Neler söylenmiş Eminem için. Küstahmış, kendini beğenmişmiş. Ezilmişliğin sesi, acı çeken sınıfın çığlığıymış. Ama o tam da bir “beyaz”mış. Kapitalist müzik endüstrisinin yeni bir tüketim değeriymiş. Ezilmişliğini kullanarak, kazandığı milyarları yemekteymiş.
Yukarıdaki tanımlamalar taban tabana zıt ama inadına hepsi doğru. Yalan yok, hepsi gerçek. Neden böyle peki? Şimdi biraz bu çocuk adamların (ergenlerin) dünyasına gidelim.

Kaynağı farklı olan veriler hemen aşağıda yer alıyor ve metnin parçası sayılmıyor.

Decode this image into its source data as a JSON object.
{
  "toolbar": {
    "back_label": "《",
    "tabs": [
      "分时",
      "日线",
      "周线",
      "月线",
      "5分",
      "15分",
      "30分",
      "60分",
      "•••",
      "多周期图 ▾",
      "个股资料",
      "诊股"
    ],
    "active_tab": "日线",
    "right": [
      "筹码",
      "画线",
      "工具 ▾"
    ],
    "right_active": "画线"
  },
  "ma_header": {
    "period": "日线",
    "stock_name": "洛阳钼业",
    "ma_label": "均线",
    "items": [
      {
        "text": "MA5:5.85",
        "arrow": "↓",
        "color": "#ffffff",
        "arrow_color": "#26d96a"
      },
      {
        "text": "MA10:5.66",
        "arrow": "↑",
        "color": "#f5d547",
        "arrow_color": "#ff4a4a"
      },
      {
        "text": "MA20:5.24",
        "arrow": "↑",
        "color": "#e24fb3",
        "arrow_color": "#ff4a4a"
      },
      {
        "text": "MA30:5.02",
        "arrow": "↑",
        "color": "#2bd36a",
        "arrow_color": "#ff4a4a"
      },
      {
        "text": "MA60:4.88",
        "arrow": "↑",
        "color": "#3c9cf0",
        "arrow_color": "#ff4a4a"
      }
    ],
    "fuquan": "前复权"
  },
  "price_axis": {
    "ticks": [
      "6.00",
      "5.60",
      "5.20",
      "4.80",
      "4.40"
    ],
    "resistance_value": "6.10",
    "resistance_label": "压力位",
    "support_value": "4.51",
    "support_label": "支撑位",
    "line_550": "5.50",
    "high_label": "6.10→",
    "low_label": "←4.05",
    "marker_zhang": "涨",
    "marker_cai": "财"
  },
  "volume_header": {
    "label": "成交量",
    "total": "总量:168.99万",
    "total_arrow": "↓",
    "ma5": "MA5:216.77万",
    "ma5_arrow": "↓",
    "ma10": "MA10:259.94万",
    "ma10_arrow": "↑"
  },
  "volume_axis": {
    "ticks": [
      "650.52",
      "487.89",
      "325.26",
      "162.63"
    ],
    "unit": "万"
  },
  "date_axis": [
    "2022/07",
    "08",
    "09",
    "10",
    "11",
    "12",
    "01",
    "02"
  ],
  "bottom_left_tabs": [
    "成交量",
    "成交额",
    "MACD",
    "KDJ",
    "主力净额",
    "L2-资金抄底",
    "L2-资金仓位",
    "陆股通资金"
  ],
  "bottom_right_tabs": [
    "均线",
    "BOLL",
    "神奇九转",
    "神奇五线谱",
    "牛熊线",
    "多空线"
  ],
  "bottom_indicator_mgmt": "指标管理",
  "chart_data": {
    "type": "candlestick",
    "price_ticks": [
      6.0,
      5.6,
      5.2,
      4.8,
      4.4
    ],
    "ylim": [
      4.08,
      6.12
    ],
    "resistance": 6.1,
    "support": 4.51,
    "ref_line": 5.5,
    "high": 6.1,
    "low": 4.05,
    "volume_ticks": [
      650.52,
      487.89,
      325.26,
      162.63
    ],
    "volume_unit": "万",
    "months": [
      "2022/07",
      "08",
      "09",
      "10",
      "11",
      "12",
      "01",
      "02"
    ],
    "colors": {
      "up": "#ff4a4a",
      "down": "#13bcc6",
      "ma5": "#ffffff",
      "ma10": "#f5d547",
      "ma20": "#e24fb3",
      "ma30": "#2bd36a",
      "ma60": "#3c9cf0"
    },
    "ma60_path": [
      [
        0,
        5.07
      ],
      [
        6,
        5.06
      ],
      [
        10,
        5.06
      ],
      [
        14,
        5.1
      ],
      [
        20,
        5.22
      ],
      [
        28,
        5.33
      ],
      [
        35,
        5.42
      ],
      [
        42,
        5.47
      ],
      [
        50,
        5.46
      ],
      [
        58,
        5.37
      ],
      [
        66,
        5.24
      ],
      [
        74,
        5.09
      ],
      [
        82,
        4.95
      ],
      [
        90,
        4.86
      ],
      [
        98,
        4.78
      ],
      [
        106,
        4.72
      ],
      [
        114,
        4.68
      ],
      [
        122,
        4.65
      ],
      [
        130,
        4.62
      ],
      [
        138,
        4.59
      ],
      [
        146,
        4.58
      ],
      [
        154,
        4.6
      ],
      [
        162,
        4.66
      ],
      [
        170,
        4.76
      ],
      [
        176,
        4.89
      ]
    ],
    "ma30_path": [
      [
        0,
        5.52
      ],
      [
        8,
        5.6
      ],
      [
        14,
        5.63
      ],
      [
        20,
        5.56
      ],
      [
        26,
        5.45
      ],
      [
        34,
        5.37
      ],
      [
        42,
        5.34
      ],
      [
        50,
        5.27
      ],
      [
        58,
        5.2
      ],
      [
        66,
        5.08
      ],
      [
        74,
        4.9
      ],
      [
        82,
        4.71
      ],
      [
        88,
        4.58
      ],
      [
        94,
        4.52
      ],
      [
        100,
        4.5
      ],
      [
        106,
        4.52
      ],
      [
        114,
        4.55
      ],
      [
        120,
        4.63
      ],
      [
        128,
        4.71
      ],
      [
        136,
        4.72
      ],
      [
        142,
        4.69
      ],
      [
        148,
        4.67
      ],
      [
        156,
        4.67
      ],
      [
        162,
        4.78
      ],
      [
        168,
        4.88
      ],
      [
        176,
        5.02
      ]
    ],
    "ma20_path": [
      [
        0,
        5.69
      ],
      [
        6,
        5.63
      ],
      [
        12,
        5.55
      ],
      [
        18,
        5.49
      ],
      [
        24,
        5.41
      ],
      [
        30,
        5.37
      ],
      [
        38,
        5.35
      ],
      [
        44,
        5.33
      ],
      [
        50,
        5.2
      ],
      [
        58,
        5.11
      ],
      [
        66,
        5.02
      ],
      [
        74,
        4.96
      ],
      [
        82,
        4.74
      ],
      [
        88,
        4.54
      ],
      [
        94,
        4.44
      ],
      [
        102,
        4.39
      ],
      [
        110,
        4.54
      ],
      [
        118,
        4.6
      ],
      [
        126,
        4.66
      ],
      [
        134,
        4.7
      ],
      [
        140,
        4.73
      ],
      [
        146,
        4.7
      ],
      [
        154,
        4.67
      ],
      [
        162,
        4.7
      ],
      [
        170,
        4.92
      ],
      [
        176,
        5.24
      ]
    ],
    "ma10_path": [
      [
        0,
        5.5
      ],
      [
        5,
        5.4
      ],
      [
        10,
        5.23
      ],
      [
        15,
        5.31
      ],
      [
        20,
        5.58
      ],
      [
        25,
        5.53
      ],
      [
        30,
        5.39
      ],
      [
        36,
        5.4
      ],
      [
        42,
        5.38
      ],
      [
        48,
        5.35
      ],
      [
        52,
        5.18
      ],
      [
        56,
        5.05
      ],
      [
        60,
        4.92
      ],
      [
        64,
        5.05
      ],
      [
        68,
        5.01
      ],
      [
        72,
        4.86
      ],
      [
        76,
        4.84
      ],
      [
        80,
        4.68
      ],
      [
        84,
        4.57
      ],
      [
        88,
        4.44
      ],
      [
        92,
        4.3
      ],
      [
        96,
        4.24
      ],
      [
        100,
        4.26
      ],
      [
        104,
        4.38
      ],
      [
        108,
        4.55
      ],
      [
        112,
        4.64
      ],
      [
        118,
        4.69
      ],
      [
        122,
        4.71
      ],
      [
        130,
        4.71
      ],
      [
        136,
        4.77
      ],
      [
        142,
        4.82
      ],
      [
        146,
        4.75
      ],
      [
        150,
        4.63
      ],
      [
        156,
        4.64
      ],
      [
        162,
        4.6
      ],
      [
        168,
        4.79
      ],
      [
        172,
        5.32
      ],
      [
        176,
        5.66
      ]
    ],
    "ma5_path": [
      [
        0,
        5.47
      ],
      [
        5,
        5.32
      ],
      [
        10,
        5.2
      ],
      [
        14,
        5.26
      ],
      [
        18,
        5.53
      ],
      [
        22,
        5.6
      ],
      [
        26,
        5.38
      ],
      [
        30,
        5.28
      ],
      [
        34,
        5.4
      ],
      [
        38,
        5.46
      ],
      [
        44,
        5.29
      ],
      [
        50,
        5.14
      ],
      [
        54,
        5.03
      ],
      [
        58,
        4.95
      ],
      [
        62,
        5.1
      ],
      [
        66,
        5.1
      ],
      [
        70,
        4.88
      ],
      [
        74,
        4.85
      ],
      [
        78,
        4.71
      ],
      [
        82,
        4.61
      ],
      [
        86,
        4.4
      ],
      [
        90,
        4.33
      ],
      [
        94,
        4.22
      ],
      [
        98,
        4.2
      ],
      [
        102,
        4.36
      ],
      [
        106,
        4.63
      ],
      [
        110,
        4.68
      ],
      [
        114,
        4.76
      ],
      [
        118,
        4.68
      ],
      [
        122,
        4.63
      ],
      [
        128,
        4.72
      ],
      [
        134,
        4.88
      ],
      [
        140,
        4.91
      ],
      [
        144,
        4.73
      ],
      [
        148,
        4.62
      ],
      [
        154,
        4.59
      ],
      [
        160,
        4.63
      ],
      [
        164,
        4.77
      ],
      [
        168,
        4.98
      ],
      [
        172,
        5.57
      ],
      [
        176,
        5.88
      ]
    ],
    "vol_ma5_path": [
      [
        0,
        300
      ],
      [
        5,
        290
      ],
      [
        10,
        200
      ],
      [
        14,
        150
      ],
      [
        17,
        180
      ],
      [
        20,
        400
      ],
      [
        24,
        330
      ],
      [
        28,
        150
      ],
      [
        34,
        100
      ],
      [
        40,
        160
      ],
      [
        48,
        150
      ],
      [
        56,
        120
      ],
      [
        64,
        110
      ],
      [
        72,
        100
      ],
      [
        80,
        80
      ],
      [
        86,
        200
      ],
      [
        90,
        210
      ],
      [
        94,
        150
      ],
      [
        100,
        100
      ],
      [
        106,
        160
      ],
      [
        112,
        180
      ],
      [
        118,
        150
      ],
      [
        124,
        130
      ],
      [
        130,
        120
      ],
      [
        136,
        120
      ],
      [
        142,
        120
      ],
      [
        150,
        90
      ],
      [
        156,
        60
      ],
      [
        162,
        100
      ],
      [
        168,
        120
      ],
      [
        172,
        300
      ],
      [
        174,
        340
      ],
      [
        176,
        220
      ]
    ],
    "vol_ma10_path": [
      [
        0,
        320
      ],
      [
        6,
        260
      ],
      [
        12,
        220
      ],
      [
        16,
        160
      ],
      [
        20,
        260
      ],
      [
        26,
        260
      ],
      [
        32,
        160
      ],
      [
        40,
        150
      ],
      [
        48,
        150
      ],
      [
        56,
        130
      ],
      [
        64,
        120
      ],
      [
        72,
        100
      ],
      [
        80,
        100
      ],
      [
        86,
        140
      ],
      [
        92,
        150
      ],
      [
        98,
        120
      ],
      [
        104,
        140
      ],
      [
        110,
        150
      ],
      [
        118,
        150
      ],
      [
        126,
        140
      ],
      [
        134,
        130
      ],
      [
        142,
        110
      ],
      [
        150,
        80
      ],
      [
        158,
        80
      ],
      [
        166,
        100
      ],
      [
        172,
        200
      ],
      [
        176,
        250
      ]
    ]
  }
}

Küstah olacaklardır ve küstah olmak kazanılmış haklarıdır. Çünkü aileleri küstahtır ve acımasızdır. Sadece kendilerini düşünürler, ya içerler, ya dayak atarlar. Dünya da küstahtır. Bu filmi görür ve ses çıkarmaz. Bunu bile, bile çevresindeki dünya da ona acımasız davranır. Bazen piç der, bazen hırçın. Kimi “bu adam olmaz” diye eleştirir. Herkesin ki uyum sorunu, onların ki karakter bozukluğudur. Okulda diğer çocukların huzurunu kaçırır, bu “çocuk adamlar”. Diğerleri çocuktur, bunlar adam. Mahsus yapmaktadırlar her şeyi. İstenmezler, kovalanırlar. Kovalanmasalar bile istenmedikleri el altından hissettirilir. Büyüyüp de konuşma sırası onlara gelince ve onlar da yaptıklarımızı yüzümüze vurunca, onlar artık bize göre birer küstahtır.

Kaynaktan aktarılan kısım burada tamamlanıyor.